The Illinois House last week passed, on an 85 - 6 vote, a bill that will make it more difficult for Chicago and other governments in the state to take private property for any purpose and particularly for private economic development. The bill first requires public officials to justify the taking. In those circumstances in which government officials desire to take private property and transfer it to another private party for the purposes of economic development, they have an even higher burden of demonstrating by "clear and convincing" evidence that the taking is justified. The bill exempts government from either of these burdens if the taking is meant to clear up urban blight. In all circumstances of taking, the new legislation requires public officials to pay fair market value for the property taken and relocation costs, the parties' reasonable attorneys' fees, and some other costs.

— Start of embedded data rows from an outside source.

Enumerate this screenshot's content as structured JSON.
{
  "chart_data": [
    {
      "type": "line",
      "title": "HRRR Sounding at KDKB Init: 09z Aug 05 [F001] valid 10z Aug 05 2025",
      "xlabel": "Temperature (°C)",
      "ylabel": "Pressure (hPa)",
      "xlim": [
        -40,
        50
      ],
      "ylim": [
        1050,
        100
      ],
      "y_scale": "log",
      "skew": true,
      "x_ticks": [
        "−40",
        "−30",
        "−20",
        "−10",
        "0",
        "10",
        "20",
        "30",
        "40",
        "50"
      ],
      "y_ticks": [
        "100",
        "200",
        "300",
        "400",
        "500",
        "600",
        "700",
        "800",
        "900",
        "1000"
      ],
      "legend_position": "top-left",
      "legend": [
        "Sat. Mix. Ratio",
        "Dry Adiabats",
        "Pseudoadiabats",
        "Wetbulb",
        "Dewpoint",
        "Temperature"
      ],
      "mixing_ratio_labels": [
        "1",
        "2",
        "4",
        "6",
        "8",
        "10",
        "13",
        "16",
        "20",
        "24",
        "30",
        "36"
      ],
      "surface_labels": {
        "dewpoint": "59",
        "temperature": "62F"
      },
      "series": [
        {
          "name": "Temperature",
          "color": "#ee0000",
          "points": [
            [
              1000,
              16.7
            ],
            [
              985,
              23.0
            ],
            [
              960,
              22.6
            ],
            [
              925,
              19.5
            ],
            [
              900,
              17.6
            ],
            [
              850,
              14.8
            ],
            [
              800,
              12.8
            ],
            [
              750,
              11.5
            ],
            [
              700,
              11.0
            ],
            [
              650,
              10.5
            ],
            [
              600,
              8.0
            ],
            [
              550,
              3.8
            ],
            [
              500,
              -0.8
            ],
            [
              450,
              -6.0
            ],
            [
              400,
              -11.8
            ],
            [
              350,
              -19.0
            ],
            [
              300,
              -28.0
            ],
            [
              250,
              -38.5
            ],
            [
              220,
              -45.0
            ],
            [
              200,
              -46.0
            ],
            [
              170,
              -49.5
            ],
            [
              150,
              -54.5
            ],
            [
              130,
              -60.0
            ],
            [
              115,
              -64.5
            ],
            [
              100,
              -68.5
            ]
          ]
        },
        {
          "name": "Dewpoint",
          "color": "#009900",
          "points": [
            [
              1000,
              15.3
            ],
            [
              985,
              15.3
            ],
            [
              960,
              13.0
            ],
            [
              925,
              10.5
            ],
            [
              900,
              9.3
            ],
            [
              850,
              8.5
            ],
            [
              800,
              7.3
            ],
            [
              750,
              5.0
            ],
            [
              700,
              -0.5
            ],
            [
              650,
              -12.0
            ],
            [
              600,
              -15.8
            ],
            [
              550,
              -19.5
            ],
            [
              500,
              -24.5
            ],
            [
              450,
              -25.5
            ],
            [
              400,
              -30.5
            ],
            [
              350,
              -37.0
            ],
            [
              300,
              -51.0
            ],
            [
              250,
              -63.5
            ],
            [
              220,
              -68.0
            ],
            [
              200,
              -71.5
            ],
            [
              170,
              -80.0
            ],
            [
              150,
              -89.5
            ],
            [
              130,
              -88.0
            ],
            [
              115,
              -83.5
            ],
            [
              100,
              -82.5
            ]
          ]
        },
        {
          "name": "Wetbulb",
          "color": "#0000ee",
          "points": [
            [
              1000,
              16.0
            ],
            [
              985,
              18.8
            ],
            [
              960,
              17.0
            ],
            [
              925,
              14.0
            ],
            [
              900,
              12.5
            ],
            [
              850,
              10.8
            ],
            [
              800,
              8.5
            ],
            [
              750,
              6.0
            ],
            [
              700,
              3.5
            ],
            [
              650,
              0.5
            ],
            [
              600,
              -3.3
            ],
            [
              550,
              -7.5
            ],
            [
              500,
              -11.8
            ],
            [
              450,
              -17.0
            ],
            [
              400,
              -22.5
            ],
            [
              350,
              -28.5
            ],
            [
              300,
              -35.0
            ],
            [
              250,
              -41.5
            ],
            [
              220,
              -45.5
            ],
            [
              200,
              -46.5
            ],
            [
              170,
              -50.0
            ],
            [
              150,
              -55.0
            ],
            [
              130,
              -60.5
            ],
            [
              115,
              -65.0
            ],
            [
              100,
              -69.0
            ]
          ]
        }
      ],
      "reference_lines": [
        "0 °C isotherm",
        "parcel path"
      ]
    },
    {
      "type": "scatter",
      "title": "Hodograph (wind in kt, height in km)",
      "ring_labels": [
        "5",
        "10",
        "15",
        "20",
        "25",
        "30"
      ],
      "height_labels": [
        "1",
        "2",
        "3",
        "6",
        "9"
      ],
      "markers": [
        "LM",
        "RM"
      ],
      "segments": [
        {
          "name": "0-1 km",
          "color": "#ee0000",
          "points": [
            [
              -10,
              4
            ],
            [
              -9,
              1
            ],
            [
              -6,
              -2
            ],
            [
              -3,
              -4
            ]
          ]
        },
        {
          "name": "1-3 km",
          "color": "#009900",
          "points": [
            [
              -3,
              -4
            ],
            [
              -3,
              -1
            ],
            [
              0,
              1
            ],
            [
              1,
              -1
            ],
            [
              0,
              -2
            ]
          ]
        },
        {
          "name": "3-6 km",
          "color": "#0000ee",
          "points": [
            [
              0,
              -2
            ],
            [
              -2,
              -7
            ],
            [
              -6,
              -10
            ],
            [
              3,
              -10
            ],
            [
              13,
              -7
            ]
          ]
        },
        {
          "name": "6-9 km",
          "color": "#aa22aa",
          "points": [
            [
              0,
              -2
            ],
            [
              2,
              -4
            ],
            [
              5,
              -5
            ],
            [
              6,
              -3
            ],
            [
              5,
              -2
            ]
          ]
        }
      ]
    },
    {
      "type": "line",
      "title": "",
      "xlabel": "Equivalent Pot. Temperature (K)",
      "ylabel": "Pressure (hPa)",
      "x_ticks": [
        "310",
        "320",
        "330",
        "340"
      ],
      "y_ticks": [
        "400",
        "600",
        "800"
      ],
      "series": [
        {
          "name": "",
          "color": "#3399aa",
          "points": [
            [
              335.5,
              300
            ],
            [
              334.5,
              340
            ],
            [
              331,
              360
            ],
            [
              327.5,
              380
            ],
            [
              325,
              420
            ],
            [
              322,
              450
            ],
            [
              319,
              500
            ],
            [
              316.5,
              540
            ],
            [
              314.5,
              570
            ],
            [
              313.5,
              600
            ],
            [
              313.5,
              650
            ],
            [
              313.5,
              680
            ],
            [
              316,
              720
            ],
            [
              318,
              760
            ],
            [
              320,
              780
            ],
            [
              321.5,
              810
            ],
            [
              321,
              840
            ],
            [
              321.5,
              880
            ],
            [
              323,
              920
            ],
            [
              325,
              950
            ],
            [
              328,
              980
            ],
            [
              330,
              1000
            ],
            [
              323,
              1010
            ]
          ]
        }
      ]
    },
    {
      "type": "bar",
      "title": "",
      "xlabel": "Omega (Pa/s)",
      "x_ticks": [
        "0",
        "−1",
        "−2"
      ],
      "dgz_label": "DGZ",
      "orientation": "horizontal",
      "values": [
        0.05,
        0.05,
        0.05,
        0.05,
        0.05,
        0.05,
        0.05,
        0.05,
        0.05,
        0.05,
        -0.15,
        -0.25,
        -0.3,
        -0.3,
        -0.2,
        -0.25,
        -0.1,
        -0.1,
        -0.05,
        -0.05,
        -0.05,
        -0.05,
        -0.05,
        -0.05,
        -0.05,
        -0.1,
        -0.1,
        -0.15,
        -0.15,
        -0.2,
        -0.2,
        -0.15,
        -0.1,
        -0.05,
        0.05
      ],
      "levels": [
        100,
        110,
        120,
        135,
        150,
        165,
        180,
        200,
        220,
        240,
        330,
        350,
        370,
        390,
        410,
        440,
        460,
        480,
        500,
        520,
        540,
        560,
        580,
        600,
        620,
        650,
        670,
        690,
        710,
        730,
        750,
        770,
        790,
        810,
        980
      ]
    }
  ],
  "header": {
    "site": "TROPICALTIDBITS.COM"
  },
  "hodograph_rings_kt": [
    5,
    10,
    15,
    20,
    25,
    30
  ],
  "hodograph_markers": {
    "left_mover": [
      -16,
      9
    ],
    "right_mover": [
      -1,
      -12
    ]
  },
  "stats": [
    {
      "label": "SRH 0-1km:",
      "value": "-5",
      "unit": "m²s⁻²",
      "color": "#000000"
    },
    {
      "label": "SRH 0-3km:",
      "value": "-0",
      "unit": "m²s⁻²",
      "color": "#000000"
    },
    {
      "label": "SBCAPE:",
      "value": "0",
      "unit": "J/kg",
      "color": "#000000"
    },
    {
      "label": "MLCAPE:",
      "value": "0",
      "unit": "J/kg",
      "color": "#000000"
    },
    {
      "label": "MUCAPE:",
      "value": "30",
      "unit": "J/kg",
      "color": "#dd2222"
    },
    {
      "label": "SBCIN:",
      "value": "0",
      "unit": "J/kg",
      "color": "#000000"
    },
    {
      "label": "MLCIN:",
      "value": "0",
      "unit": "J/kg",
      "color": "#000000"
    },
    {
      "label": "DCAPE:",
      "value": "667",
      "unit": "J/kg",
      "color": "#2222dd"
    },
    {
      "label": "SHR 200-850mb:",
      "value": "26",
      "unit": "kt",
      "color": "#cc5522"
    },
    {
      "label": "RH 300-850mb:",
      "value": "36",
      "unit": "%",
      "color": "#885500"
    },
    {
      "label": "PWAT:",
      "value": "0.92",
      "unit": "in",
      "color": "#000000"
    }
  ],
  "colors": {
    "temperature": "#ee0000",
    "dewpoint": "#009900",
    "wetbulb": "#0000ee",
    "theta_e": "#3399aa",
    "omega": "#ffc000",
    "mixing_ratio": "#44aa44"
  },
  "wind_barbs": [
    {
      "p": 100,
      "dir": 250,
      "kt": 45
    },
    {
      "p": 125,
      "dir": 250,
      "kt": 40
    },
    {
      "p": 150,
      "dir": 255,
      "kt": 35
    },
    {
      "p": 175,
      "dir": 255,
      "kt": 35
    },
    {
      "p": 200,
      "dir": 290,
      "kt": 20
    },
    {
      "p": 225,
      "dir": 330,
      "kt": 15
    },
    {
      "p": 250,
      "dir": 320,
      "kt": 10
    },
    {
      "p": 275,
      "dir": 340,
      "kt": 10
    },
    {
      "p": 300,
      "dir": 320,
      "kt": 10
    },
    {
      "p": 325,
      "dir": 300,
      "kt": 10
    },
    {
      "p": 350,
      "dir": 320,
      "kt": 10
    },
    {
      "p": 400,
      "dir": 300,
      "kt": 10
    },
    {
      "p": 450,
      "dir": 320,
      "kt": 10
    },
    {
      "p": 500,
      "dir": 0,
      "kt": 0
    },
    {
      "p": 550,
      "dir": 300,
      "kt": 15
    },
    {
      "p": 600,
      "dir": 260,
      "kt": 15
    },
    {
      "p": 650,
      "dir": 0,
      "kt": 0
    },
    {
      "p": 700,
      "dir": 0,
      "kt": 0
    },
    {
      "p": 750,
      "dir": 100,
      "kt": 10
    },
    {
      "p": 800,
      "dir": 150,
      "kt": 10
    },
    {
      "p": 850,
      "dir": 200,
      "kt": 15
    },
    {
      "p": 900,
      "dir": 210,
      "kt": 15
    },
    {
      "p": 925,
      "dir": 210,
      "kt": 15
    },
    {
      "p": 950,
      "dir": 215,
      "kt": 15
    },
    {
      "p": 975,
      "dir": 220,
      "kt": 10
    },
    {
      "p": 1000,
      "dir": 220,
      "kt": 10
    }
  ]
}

The Chicago Tribune reported that the Illinois Municipal League (which represents more than 1,100 municipalities in the State) and the City of Chicago initially opposed the legislation because it might significantly raise their costs of taking. Legislators then worked out a compromise exempting Chicago's plans to expand O'Hare from the new legislation, and Chicago withdrew its opposition.
The Illinois Senate easily passed a similar version of the bill earlier in this session and will almost certainly pass the new House bill.